Depok – Seekor buaya berukuran 1,5 meter yang akrab disapa netizen dengan nama ‘Lisa’ dilaporkan kerap muncul di belakang SMAN 5 Depok, Bojongsari, Depok. Kemunculan buaya tersebut telah menjadi viral di media sosial, menimbulkan kekhawatiran di kalangan warga sekolah.

Asal Usul Nama ‘Lisa’

Juru bicara SMAN 5 Depok, Yasin, menjelaskan bahwa nama ‘Lisa’ diberikan oleh warga sekolah sebagai panggilan akrab, layaknya hewan peliharaan atau kesayangan. “Hanya sebatas panggilan-panggilan kayak semacam hewan, kesayangan atau hewan peliharaan. Itu sih bukan ada tujuan apa-apa, cuma sebatas tiba-tiba jadi panggilan yang apa ya, karena setiap hari melihat jadi bagian dari keluarga besar SMA 5,” ujar Yasin kepada wartawan, Kamis (22/1/2026).

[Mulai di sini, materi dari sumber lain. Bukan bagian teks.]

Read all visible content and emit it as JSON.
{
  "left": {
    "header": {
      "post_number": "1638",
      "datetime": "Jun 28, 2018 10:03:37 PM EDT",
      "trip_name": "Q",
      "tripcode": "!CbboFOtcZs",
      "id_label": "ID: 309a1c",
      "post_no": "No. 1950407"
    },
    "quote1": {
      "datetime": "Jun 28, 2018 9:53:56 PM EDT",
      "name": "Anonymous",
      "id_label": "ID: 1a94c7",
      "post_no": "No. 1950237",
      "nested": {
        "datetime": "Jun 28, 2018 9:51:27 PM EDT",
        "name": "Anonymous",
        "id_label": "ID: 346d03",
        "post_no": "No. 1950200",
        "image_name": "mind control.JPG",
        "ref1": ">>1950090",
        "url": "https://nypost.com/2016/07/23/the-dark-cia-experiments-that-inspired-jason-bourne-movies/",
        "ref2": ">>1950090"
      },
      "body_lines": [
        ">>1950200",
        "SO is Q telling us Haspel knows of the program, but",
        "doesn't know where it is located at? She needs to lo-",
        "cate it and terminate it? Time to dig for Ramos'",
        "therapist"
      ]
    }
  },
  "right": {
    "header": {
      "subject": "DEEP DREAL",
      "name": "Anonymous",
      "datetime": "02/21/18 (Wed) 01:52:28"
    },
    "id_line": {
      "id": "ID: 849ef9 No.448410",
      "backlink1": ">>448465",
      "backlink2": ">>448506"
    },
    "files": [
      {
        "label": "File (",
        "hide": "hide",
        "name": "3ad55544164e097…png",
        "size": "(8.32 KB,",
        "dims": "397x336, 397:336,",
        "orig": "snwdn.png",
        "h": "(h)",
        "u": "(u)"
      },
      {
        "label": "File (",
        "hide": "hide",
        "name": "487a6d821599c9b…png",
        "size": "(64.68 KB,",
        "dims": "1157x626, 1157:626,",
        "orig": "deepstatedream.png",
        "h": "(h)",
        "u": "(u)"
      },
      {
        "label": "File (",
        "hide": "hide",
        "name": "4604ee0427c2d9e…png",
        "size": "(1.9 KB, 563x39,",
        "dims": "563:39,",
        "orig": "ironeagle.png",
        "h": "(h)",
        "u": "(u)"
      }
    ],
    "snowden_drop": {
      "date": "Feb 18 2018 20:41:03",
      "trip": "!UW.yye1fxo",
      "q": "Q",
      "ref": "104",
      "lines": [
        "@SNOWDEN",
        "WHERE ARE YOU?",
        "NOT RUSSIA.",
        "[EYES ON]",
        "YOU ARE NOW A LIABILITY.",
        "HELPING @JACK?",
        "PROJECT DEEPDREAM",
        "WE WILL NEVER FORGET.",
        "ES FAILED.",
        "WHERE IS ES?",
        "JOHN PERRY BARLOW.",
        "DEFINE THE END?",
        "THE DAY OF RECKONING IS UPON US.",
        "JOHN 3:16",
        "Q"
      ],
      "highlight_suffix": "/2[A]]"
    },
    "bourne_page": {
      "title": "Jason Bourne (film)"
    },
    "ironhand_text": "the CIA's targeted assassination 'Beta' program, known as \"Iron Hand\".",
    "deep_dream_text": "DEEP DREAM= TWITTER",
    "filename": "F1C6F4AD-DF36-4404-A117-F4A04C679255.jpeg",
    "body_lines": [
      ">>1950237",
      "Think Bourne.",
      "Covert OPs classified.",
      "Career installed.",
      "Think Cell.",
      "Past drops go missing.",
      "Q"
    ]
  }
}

Buaya Muncul Selama Lima Bulan

Yasin menceritakan, buaya tersebut telah teramati muncul di kawasan sungai belakang sekolah selama kurang lebih lima bulan terakhir. Pihak sekolah mengaku tidak mengetahui pasti asal-usul buaya tersebut. “Kita tidak tahu sumbernya dari mana. Apakah mungkin terbawa arus atau mungkin memang ada induknya yang memang melahirkan si buaya ini. Tapi memang sesungguhnya sudah beberapa bulan ke belakang ini, buaya ini memang hidup, sehat di kawasan sungai atau kali di SMA 5 ini,” jelasnya.

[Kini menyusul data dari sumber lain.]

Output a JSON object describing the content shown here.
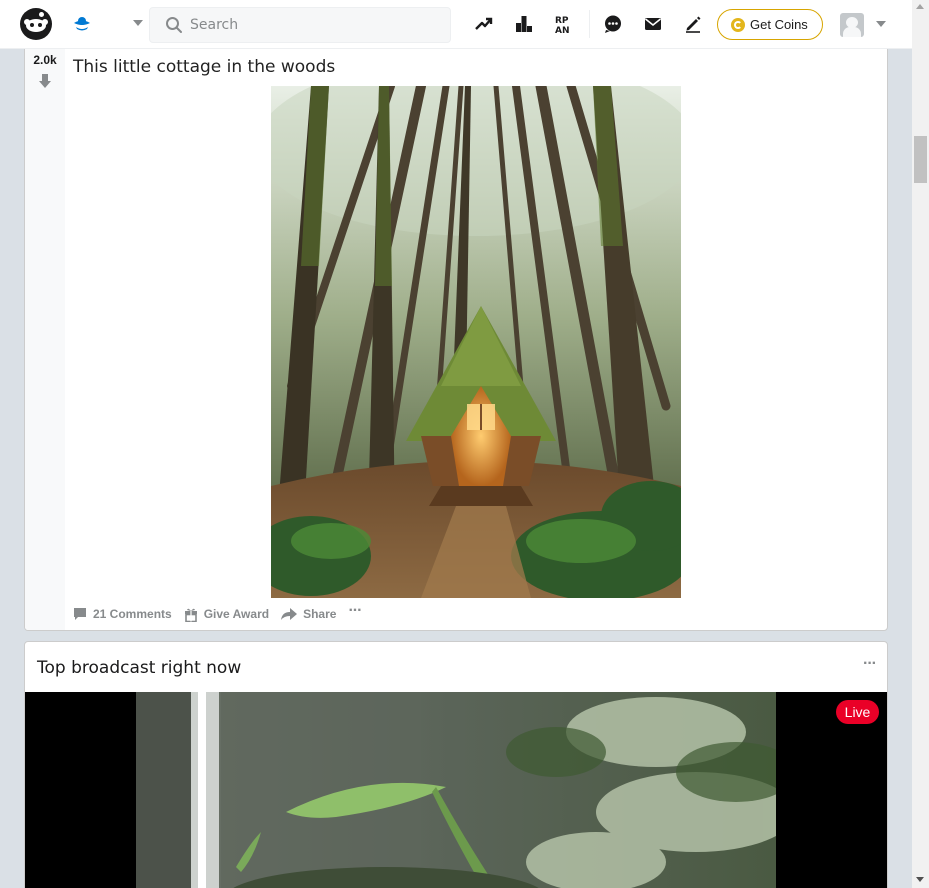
{
  "header": {
    "logo_icon": "reddit-logo-icon",
    "home_icon": "reddit-home-icon",
    "search": {
      "placeholder": "Search",
      "value": ""
    },
    "icons": [
      "trending-icon",
      "leaderboard-icon",
      "rpan-icon",
      "chat-icon",
      "mail-icon",
      "pencil-icon"
    ],
    "get_coins_label": "Get Coins",
    "coin_color": "#e3b61c",
    "user_icon": "user-avatar-icon"
  },
  "post": {
    "vote_count": "2.0k",
    "title": "This little cottage in the woods",
    "image_alt": "cottage in the woods",
    "actions": {
      "comments": "21 Comments",
      "award": "Give Award",
      "share": "Share",
      "more": "···"
    }
  },
  "broadcast": {
    "title": "Top broadcast right now",
    "menu": "···",
    "live_label": "Live",
    "live_color": "#ea0027"
  },
  "colors": {
    "page_bg": "#dae0e6",
    "card_bg": "#ffffff",
    "muted_text": "#878a8c"
  }
}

Perilaku Buaya dan Kekhawatiran Sekolah

Menurut Yasin, buaya tersebut umumnya muncul pada siang hari, sekitar pukul 12.00 hingga 13.00 WIB. Buaya tersebut biasanya terlihat berjemur di tepi sungai tanpa menunjukkan aktivitas yang membahayakan sebelum akhirnya menghilang kembali ke persembunyiannya atau mencari makan. “Umumnya keseringan memang munculnya (buaya) di siang hari dari jam 12 sampai dengan jam 1 siang. Hanya sebatas berjemur tidak melakukan aktivitas yang membahayakan si buaya itu. Dan kemudian tiba-tiba hilang begitu saja, balik lagi ke kandangnya atau memang mencari makan di tempat yang lain lagi,” ujarnya.

Advertisement

Kekhawatiran semakin meningkat seiring pertumbuhan buaya tersebut. Yasin mengungkapkan, saat pertama kali muncul, panjang buaya diperkirakan hanya sekitar 25-30 cm. Kini, ukurannya telah mencapai 1,5 meter. “Awal sih kalau saya melihat atau laporan dari warga SMA 5 ini kurang lebih kecilnya itu mungkin ada di panjang 25 sampai 30 cm dan memang bertumbuh sehat gitu ya (sejak 3-5 bulan lalu). Si buaya ini sampai sekarang mungkin hampir sudah 1, bahkan 1,5 meter untuk kondisi keberadaan si buaya ini dari segi bentuknya ya,” ucapnya.

Pertumbuhan ukuran buaya tersebut dinilai berpotensi membahayakan keselamatan siswa yang beraktivitas di lingkungan sekolah. “Ya memang pasti lama-kelamaan ia akan lebih membesar lagi dan itu pasti akan sangat-sangat membahayakan misalnya anak kami yang memang sedang melakukan kegiatan belajar mengajar setiap harinya,” lanjutnya.

Laporan ke Instansi Terkait

Menyikapi situasi ini, pihak SMAN 5 Depok telah melaporkan kemunculan buaya tersebut kepada instansi terkait sebagai langkah preventif. Yasin berharap Pemerintah Kota (Pemkot) Depok segera menindaklanjuti laporan tersebut. “Ya harapan kami memang seperti itu segera pihak kota terkait khususnya kota Depok ini melihat keadaan sekolah kami yang. Memang ya pertama yang banjir di setiap hujan itu pasti kita akan alami yang kedua dengan keberadaan buaya ini ya khawatir memasuki kawasan ataupun lingkungan sekolah kami,” jelasnya.